What excites me is that there's been a blooming of new and emerging writers coming forth with stories to tell that may be atypical to non-Indigenous readers in that they move beyond the scope of expectation (the residential school narrative or idyllic portraits of Indigeneity). There are eight wonderful 2SQT self-identified writers in my edited anthology: Kai Minosh Pyle, jaye simpson, Nathan Adler, Adam Garnet Jones, Nazbah Tom, Mari Kurisato, Darcie Little Badger, and Gabriel Castilloux Calderon, all of whom I cannot praise and recommend enough. Outside of that there is the incomparable work of Arielle Twist, Billy-Ray Belcourt, Gregory Scofield, Brandi Bird, and Tyler Pennock (to name but a few).
What do you feel remains one of the most pressing issues in terms of how this country's mainstream media treats Indigenous queer stories and artists?
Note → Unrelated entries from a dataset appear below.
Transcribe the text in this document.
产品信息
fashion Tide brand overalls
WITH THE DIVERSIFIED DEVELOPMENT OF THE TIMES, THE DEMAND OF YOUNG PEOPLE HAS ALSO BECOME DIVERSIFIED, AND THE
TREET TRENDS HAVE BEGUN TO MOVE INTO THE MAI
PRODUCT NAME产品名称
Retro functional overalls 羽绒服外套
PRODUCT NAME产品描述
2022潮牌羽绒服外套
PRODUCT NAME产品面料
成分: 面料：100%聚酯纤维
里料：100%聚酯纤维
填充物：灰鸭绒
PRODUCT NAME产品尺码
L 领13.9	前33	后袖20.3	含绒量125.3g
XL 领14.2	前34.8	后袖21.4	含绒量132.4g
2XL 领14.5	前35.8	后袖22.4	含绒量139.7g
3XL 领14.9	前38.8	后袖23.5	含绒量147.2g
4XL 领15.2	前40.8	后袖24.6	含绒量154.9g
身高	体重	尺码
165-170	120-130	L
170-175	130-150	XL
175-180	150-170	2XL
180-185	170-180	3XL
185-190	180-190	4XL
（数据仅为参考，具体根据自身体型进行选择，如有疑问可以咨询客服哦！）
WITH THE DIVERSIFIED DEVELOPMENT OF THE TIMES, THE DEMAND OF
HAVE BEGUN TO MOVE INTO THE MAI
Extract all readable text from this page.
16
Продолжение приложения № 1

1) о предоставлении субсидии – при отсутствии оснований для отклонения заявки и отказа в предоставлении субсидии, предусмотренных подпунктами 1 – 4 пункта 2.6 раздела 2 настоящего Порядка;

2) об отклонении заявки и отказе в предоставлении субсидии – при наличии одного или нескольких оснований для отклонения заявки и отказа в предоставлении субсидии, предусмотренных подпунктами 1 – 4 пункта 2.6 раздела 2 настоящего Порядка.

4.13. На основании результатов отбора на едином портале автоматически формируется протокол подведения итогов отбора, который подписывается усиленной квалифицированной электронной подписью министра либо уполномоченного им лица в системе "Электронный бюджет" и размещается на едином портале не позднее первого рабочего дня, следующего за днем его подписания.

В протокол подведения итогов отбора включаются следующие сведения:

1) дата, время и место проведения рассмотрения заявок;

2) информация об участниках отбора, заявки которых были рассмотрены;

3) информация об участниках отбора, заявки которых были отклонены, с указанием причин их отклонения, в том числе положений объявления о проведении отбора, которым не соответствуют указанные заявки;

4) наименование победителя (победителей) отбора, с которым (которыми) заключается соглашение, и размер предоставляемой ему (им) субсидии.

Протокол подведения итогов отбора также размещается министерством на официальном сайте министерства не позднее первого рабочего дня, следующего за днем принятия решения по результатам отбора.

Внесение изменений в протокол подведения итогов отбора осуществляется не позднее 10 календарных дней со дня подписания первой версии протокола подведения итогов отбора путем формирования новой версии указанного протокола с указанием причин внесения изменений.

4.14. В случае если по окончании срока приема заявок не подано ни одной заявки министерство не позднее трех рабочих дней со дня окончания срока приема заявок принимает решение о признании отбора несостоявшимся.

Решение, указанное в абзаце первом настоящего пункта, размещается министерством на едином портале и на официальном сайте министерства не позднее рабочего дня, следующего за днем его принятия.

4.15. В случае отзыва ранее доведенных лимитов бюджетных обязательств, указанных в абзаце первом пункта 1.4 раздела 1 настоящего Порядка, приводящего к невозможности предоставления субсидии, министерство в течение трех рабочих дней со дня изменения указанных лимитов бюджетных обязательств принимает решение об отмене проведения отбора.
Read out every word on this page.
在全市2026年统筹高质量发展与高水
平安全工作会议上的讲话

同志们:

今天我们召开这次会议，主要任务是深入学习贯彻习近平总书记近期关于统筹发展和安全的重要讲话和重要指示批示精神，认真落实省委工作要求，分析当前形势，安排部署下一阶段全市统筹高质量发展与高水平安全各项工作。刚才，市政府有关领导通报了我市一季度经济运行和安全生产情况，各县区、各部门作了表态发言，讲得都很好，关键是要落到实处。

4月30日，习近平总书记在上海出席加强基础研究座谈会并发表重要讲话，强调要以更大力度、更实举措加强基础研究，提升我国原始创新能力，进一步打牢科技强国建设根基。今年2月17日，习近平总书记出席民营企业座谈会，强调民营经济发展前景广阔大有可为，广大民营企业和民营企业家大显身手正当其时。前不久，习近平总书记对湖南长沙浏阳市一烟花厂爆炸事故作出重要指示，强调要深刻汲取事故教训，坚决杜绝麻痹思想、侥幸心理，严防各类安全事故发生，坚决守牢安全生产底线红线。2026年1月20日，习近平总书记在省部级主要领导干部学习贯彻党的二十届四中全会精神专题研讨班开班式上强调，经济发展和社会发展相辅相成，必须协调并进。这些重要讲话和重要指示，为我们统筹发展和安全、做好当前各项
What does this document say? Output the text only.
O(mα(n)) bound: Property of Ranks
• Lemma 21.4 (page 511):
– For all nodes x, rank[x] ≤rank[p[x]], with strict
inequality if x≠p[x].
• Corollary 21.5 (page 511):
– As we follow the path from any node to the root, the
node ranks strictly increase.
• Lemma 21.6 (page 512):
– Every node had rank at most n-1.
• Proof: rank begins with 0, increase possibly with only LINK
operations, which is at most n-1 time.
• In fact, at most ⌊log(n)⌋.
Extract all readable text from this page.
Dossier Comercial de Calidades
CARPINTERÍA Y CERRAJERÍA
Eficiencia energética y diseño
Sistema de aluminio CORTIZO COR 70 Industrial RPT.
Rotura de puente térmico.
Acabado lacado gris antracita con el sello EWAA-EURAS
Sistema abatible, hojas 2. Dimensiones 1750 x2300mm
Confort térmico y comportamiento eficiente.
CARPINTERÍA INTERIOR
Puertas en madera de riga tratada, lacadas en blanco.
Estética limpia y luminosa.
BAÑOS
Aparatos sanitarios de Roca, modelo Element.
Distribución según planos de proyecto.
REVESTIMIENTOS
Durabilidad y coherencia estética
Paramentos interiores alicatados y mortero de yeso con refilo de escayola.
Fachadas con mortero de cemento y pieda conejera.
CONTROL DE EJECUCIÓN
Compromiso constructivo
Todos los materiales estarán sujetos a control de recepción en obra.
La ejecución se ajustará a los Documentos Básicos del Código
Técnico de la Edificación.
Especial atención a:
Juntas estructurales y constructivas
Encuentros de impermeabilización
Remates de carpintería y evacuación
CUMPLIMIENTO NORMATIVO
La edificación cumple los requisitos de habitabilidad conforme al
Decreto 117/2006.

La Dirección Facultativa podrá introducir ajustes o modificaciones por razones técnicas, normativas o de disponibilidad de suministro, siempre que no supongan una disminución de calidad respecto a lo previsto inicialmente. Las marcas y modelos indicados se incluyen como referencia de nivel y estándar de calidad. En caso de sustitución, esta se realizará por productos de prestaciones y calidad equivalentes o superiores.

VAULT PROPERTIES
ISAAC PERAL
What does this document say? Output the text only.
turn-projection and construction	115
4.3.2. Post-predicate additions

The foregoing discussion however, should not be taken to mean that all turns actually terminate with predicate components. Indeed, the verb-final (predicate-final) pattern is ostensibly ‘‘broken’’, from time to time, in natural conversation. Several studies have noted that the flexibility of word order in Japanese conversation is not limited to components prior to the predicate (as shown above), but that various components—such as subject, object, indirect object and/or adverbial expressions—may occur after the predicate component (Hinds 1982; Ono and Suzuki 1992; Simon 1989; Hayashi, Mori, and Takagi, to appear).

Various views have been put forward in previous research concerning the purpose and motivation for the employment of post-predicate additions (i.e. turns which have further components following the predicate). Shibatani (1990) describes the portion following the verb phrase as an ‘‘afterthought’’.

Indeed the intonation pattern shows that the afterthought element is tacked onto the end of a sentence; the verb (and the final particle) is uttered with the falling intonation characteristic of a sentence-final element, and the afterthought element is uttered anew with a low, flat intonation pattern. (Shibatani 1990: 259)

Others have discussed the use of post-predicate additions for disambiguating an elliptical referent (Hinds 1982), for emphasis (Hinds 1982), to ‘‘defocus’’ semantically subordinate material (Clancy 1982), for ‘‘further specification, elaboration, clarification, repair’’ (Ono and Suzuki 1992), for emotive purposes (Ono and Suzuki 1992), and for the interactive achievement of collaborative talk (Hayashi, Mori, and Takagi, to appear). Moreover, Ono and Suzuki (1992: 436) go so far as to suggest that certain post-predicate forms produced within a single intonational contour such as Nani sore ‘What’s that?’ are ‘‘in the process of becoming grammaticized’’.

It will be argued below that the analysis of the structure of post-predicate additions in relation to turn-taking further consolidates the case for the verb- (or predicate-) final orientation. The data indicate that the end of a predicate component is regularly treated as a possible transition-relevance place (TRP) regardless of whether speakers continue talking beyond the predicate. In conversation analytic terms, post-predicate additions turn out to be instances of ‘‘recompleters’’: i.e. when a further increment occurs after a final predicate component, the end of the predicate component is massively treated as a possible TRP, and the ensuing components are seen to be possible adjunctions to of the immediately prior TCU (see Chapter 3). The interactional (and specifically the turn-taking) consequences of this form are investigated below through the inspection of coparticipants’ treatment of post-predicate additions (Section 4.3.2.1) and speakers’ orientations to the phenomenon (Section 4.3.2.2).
And conversely, what is something that has felt really hopeful about that in the past few years?
The most pressing issue I have noticed is a type of literary voyeurism, in that many folks, especially non-Indigenous, read these works of fiction and creative ingenuity as memoir or boudoir, as if the book is a confessional booth or autofiction. A persona is not necessarily a person, even if their identities mirror. Subsequently I would advise that we all treat these writers — BIPOC writers largely included too — with care so as not to consume a body as we can a book. Behind the pages, paper or pixel, are people who deserve kindness, ethical inquisitions (i.e. don't trauma-mine for personal histories), and support (even if you don't care for the book, a story is a gift, treat it as such).
What gives me brazen hope, though, is the sheer shifting of gravitational forces in this industry we call CanLit in that queer, BIPOC, and trans narratives have made space, taken space for themselves in this machination as a legitimate and powerful force of oration beyond simply pulp or genre work — works that span generations, young and elder, intersections, space and place, and most importantly, voice. I believe what's to come is a miracle in the making.
Joshua Whitehead's novel Jonny Appleseed will be championed by actor and filmmaker Devery Jacobs during the 20th edition of Canada Reads, which takes place March 8-11 on CBC.